自动新闻摘要机器人 | 原创,AI翻译
这篇帖子展示了一个基于Python的新闻机器人,它利用Mistral API抓取并汇总来自Hacker News、GitHub Trending和《纽约时报》(中文版)的热门新闻,通过Telegram发送简洁的每日简报,并通过GitHub Actions工作流实现自动化执行。是轻松跟进科技和全球新闻的理想工具。以下是每日新闻摘要的示例。
每日新闻摘要 - 2025年6月7日
Hacker News
-
网页显示Facebook与当前浏览器不兼容,建议更新至支持的浏览器以继续使用服务。
-
卢旺达的仇恨电台通过使用暗语煽动听众杀害图西族人,引发了种族灭绝。
-
Railway推出Railpack取代Nixpacks,旨在解决困扰20万用户的可扩展性和依赖管理问题,以更顺畅地过渡至支持1亿用户。
-
文章深入探讨了Radiant AI的遗产,这是一个曾承诺用于《上古卷轴IV:湮没》但最终大部分被删减的有争议且雄心勃勃的AI系统。
-
《华盛顿邮报》建议用户通过停用Chrome和删除Meta应用来增强隐私保护。
GitHub Trending
-
Cognee通过可扩展、模块化的ECL管道,仅用五行代码即可为AI代理创建动态记忆。
-
NetBird结合了基于WireGuard的点对点覆盖网络与集中化、精细的访问控制,简化了安全私密网络的建设。
-
NoteGen是一款AI驱动的跨平台Markdown笔记应用,整合录音与书写功能,将碎片化知识组织成连贯的笔记。
-
Scrapy是一个快速、高级的Python网页爬取和抓取框架,专为从网站提取结构化数据而设计。
-
React Bits提供了一系列免费、开源的动画化、交互式且可定制的React组件,用于增强网页界面。
《纽约时报》(中文版)
-
中国国家主席习近平与美国总统特朗普通话后,双方同意进一步开展贸易谈判,以缓解关税和稀土供应方面的紧张局势。
-
中国近期的争议凸显了公众对社会不平等的普遍不满,认为成功往往取决于关系而非能力。
-
中国加强对稀土金属走私的打击,导致全球行业供应严重中断,北京正收紧控制以将这些关键资源作为战略工具。
-
特朗普与马斯克之间不断升级的冲突可能产生重大影响,双方都在利用自身的影响力和资源对抗对方。
-
中国暂停出口七种稀土金属及其磁铁,导致美国和欧洲工厂可能因严重短缺而关闭。
import requests
from bs4 import BeautifulSoup
import os
from dotenv import load_dotenv
import datetime
import sys
import re
import time
load_dotenv()
TELEGRAM_BOT_TOKEN = os.environ.get("TELEGRAM_BOT_API_KEY")
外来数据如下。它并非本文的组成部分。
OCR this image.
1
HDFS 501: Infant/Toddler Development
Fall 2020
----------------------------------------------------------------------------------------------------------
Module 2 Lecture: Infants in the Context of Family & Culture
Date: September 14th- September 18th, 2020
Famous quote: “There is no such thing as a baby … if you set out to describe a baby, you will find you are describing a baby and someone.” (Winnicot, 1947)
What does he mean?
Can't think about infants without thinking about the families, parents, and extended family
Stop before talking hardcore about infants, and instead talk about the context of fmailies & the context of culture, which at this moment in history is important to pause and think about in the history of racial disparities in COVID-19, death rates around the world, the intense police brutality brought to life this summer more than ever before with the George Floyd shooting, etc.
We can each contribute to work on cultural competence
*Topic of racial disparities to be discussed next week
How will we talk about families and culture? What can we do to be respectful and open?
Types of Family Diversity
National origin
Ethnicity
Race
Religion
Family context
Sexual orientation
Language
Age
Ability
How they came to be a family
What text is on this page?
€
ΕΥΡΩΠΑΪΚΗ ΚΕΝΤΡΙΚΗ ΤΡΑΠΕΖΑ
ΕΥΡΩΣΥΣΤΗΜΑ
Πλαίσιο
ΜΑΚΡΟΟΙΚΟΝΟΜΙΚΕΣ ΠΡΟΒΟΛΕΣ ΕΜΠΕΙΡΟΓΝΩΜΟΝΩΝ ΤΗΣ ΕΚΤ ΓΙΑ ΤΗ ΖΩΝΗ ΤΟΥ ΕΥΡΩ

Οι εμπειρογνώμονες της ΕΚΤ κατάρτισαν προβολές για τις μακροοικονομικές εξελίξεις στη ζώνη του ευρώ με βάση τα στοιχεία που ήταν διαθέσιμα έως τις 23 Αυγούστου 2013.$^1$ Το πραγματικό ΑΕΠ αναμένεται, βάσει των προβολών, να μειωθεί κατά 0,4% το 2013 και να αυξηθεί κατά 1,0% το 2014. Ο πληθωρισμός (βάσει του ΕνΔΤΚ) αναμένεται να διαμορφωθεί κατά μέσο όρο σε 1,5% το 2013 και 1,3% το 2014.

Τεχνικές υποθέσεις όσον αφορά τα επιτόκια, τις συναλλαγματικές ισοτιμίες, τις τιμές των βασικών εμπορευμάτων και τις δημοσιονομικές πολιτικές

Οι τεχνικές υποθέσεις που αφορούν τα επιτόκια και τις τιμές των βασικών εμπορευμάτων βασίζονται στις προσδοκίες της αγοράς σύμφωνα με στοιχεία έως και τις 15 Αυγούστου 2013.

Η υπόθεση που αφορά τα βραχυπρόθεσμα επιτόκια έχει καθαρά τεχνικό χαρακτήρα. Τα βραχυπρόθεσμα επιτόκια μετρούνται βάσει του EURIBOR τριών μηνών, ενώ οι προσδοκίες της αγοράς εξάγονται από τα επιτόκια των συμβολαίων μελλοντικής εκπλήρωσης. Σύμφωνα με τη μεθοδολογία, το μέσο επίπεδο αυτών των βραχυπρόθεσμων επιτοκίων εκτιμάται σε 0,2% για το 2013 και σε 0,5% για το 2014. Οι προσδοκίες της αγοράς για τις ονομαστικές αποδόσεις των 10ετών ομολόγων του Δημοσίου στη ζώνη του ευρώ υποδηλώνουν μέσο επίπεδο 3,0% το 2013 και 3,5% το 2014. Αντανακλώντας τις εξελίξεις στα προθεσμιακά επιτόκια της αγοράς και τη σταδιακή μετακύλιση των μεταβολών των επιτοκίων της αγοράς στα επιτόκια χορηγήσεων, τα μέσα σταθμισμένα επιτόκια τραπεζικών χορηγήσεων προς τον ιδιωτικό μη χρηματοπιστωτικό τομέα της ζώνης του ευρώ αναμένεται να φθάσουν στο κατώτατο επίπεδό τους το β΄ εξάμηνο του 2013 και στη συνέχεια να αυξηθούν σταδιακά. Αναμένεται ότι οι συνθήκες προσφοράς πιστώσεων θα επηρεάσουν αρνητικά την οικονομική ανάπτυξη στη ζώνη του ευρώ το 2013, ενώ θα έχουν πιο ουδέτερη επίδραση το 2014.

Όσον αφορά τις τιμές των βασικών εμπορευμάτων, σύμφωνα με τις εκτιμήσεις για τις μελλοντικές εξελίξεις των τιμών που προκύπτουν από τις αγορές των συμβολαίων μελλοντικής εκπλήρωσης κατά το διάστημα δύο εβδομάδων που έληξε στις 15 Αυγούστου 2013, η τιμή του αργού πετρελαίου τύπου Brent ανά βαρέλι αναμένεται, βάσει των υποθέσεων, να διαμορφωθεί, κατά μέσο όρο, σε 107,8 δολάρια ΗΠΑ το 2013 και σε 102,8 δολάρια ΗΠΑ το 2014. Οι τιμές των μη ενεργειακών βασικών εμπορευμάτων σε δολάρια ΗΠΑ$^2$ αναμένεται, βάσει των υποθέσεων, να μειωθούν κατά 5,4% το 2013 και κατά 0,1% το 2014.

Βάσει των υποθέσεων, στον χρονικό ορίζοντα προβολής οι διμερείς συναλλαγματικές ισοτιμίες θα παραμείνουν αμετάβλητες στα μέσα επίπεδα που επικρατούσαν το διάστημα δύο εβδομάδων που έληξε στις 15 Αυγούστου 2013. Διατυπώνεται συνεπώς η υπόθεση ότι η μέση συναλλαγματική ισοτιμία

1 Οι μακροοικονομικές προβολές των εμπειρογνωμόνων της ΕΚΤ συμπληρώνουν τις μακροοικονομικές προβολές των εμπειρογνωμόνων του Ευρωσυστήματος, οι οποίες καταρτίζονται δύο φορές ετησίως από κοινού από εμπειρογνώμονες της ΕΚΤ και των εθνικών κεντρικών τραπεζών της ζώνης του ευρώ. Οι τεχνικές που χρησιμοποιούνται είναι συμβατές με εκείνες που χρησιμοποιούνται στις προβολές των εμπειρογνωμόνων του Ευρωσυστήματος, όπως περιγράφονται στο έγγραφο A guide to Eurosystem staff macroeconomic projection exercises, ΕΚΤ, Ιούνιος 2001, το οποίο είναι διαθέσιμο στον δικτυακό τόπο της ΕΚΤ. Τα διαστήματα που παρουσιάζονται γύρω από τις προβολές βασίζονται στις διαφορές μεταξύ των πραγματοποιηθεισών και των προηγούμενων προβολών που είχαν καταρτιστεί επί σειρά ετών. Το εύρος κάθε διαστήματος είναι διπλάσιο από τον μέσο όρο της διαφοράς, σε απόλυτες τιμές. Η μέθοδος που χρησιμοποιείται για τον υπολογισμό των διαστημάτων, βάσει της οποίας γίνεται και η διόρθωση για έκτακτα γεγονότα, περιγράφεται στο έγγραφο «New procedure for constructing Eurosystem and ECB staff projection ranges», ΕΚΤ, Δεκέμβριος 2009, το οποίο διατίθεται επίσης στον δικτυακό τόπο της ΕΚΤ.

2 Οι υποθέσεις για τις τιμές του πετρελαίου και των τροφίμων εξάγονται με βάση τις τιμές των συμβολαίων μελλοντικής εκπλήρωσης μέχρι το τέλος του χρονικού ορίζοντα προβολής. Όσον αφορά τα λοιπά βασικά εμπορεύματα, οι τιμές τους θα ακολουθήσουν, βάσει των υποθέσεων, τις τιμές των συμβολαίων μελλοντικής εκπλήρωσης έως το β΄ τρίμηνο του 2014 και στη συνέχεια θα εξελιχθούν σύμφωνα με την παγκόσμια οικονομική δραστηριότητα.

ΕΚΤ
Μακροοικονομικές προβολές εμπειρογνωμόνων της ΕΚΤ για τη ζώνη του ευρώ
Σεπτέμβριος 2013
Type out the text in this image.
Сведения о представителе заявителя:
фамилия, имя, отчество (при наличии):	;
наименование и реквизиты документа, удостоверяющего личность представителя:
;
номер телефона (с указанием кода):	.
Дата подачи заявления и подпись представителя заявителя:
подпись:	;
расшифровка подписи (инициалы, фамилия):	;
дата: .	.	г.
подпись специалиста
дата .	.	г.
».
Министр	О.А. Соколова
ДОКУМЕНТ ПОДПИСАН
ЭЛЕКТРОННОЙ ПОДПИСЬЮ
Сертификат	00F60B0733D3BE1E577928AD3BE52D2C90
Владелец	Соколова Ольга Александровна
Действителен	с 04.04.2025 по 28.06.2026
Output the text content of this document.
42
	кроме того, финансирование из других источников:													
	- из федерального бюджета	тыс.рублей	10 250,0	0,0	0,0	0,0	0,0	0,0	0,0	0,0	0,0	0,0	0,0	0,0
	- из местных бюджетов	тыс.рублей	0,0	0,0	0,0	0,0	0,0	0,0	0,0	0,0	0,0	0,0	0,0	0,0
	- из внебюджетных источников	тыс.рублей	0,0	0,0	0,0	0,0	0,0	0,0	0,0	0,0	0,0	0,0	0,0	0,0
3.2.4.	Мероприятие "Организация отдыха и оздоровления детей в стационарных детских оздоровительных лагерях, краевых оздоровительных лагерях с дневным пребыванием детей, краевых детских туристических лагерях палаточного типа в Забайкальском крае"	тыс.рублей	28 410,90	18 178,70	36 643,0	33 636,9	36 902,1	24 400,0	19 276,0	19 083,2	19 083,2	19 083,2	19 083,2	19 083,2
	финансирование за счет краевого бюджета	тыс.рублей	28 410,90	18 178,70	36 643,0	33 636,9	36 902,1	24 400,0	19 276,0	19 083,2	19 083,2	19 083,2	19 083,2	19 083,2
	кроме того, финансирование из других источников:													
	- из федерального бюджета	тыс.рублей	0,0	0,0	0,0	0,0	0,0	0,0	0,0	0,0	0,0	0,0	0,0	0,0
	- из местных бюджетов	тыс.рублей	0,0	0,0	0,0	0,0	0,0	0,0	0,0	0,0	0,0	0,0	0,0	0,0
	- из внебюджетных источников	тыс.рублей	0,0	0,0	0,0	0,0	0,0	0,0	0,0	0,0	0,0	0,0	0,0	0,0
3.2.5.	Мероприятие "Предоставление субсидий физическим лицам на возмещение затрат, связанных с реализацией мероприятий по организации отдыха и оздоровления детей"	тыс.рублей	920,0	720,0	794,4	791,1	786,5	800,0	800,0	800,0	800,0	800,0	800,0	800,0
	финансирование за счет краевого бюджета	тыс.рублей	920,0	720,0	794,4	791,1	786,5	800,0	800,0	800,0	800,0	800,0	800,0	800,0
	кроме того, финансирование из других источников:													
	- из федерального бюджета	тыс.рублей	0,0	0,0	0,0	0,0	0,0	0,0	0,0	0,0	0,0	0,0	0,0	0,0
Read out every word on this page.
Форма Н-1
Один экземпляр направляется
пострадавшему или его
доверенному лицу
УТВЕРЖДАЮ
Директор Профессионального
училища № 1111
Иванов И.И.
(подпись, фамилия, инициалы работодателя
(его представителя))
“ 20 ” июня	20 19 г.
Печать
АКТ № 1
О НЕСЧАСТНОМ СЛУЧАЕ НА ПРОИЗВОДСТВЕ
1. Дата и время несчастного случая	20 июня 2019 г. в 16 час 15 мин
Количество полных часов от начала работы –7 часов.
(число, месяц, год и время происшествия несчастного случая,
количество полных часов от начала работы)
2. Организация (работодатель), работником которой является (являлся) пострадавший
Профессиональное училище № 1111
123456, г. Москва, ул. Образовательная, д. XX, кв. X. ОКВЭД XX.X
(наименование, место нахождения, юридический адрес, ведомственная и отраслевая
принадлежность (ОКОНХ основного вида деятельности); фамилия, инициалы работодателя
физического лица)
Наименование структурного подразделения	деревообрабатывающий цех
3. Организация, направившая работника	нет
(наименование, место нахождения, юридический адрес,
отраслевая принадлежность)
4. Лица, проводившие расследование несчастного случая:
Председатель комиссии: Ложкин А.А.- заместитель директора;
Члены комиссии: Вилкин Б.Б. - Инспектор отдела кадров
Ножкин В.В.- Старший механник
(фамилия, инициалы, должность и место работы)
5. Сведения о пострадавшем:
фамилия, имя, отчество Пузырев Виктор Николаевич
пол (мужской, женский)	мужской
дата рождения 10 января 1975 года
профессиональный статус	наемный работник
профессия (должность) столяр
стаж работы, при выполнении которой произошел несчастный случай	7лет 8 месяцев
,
TELEGRAM_CHAT_ID = os.environ.get("TELEGRAM_CHAT_ID", "610574272")
MISTRAL_API_KEY = os.environ.get("MISTRAL_API_KEY")
TELEGRAM_MAX_LENGTH = 4096
def send_telegram_message(message):
if not TELEGRAM_BOT_TOKEN or not TELEGRAM_CHAT_ID:
print("错误:未设置TELEGRAM_BOT_API_KEY或TELEGRAM_CHAT_ID。")
return False
url = f"https://api.telegram.org/bot{TELEGRAM_BOT_TOKEN}/sendMessage"
url_pattern = re.compile(r'(https?://[^\s]+)')
# 移除消息中的所有星号(用于加粗/斜体)
message_no_stars = message.replace('*', '')
# 移除消息中的链接
message_no_links = url_pattern.sub('', message_no_stars)
messages = []
msg = message_no_links
while len(msg) > TELEGRAM_MAX_LENGTH:
split_idx = msg.rfind('\n', 0, TELEGRAM_MAX_LENGTH)
if split_idx == -1 or split_idx < TELEGRAM_MAX_LENGTH // 2:
split_idx = TELEGRAM_MAX_LENGTH
messages.append(msg[:split_idx])
msg = msg[split_idx:]
messages.append(msg)
success = True
for part in messages:
params = {
"chat_id": TELEGRAM_CHAT_ID,
"text": part,
}
try:
response = requests.post(url, params=params)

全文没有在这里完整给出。